The reading provides us with plenty of references to previous research that has used text mining to understand social theory and analyse social games through qualitatively coded text data. However, with newer and more creative means of interaction today (through gifs, memes and stickers) I believe measuring true intent and meaning would be difficult to realise unless the learning method realises the context the communication was made in. Paragraph in P5 suggests that with greater volume and variety of data, learning models can now be made to generalise in different contexts. Is it possible with the current state of data mining and natural language processing to infer the referred context and the actual meaning behind such messages, with missing/without prior expert knowledge?

weeyanghello commented 2 years ago

My training is in semiotic anthropology and sociolinguistics, and it has been immensely interesting getting to understand communication from the computational linguistics perspective. I have some immediate questions after reading this article. The first has to do with the interesting conundrum of human consciousness. Wherein does human consciousness arise, or how does computational linguistics afford a different perspective of human consciousness, given that many of the general social theory produced through machine learning/mining presume that these are social patterns that somehow lie beyond human self-consciousness, such as noticing "previously unnoticed genre of partisan taunting" (p. 32)?

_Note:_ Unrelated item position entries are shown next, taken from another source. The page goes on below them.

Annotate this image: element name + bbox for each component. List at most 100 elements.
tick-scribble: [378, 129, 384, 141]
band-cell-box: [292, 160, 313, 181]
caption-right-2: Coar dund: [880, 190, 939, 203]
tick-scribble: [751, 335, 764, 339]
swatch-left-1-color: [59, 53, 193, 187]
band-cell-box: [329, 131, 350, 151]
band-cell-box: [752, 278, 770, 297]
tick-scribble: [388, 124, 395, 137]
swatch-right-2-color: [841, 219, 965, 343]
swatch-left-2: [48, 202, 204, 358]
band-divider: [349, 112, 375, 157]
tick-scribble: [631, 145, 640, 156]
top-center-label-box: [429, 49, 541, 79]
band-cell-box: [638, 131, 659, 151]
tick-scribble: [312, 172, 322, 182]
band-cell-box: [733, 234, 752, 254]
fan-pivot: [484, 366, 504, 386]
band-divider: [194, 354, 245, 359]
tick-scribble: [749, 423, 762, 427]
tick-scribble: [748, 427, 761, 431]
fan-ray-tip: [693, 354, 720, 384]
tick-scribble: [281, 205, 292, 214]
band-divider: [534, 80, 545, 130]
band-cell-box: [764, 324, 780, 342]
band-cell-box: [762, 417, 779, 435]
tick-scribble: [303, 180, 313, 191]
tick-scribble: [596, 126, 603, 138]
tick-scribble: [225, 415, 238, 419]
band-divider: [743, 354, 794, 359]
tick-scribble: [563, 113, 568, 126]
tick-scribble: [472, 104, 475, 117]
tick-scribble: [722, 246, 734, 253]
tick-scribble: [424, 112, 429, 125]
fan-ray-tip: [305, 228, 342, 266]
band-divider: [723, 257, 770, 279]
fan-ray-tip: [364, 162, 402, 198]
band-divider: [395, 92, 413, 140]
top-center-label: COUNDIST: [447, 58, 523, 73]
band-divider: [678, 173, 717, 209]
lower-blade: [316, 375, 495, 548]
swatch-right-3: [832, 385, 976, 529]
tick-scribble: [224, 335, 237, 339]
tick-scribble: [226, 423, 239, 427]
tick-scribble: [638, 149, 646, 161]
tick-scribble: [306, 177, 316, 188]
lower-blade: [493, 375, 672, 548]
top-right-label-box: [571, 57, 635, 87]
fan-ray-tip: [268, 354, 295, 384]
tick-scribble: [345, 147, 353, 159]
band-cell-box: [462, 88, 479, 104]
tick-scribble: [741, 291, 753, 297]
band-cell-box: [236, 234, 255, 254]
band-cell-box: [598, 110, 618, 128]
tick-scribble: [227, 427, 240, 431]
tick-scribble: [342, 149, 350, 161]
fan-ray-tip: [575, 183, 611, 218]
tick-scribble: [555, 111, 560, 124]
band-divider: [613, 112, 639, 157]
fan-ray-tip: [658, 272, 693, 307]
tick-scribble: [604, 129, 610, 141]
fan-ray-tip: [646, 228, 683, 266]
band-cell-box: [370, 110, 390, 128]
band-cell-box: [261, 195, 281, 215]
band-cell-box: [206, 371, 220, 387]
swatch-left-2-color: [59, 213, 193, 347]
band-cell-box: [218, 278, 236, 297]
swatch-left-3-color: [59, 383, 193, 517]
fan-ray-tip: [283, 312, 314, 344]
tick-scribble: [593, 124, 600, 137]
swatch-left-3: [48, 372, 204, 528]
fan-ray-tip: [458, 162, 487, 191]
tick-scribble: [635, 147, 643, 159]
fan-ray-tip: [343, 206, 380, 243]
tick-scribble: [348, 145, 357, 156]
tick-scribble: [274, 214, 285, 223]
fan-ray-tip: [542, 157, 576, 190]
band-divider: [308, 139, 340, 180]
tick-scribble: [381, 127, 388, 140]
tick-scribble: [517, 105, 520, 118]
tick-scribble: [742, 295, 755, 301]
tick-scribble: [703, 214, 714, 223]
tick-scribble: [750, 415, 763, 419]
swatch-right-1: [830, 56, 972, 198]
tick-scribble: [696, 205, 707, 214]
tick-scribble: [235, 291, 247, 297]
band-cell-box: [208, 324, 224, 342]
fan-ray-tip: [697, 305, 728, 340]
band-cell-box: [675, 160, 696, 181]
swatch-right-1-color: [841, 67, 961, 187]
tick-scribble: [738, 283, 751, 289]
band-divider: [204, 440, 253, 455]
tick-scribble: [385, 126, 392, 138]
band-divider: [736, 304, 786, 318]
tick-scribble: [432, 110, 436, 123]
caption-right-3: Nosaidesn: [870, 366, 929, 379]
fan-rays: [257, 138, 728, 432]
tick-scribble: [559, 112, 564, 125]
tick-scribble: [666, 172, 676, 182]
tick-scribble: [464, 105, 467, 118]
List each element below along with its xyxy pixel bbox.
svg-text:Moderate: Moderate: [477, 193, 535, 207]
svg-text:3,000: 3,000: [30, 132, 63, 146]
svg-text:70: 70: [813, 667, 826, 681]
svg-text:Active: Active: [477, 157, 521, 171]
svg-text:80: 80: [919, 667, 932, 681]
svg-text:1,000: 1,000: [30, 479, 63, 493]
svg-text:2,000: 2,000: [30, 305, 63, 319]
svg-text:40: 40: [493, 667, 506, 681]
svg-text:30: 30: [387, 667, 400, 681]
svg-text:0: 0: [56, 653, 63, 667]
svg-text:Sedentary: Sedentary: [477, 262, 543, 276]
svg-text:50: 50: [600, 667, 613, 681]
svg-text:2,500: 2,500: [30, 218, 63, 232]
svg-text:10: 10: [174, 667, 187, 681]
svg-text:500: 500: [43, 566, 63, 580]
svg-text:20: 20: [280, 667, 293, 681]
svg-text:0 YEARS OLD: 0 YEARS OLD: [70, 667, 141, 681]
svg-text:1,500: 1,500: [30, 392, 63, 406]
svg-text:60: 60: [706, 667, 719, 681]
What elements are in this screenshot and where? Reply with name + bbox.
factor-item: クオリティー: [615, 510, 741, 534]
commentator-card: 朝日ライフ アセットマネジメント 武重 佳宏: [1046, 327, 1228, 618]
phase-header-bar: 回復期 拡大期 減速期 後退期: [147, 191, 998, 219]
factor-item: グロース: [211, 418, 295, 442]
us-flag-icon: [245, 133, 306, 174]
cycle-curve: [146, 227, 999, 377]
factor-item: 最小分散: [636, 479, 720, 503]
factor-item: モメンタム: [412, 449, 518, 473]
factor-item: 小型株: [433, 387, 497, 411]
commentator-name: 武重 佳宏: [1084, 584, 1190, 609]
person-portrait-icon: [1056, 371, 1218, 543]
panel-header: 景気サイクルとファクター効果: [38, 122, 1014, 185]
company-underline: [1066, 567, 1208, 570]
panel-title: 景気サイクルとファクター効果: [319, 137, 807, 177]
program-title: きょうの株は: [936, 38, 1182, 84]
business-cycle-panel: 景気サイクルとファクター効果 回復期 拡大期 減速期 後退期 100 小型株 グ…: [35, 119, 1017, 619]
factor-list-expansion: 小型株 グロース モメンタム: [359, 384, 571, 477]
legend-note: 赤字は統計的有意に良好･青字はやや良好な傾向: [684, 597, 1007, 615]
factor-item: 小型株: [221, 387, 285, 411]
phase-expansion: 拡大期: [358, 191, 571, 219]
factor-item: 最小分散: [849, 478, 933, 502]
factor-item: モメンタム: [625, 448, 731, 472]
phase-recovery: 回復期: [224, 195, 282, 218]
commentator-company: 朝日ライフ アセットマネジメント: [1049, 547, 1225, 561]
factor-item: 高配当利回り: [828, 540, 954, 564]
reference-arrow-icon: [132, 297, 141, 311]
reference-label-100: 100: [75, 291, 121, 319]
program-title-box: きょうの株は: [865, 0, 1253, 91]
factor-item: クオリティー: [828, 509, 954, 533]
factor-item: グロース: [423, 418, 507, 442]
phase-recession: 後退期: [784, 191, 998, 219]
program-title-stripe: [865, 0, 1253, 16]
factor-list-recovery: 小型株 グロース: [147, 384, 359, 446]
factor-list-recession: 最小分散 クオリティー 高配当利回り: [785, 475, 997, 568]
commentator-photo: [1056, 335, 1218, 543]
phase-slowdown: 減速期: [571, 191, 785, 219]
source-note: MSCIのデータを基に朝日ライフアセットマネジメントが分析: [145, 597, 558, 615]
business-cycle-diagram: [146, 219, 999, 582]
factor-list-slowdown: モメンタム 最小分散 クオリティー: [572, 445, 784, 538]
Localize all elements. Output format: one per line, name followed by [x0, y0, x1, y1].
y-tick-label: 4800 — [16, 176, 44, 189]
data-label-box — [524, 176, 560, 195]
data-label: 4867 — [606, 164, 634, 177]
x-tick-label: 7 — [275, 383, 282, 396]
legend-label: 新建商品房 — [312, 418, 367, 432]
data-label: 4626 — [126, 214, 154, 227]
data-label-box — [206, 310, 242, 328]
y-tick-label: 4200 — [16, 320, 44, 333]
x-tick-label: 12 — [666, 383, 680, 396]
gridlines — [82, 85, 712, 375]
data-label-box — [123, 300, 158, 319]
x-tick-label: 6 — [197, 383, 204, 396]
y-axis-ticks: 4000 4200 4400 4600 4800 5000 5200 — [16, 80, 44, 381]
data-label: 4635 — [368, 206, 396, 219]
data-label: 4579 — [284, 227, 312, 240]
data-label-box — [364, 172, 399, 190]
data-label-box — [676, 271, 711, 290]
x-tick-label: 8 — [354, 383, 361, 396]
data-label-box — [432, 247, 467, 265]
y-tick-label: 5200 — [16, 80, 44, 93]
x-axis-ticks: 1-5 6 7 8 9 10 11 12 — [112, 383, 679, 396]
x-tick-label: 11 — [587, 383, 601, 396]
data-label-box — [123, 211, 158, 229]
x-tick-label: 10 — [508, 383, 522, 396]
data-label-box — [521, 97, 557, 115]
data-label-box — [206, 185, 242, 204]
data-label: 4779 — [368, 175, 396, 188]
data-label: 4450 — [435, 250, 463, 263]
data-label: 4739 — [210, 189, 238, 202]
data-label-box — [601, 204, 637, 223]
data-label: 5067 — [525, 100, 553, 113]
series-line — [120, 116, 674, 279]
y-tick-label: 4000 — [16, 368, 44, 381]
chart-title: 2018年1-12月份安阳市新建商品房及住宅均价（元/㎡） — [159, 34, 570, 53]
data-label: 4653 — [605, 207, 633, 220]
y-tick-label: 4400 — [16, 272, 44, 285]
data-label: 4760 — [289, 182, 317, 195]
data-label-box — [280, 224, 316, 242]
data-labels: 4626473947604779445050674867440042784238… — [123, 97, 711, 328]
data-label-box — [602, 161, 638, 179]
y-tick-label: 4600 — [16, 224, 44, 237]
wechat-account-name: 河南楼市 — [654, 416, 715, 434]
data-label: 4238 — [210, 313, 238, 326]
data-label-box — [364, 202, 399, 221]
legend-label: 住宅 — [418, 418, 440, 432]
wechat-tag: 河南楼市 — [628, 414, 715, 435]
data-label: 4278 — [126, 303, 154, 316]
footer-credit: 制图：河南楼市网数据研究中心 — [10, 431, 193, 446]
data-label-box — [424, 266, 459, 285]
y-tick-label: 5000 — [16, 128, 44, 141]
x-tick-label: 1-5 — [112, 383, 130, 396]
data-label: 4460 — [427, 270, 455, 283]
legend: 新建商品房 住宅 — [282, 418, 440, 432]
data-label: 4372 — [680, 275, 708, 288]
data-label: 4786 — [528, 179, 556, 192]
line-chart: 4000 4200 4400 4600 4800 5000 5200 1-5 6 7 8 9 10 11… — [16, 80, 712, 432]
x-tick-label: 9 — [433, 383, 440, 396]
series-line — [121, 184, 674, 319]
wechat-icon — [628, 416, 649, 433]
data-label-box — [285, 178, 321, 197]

In these cases, to whom are these sociolinguistic phenomena "unnoticed", the scholars analyzing the data, or the officeholders performing the action but are not aware that they are performing the genre? A second question I have is regarding the ontological status of these social theory formed as part of conclusions of data mining—are they treated as a simple reflection of some social reality "out there" in our lived world, i.e. uncovering/discovering some fact of the world that we were previously unaware of? Or are they treated as provisional interpretations themselves that are locally motivated and mutable? If it's the latter, what factors might change the (meta-)interpretation of machine-mediated analysis of some set of data?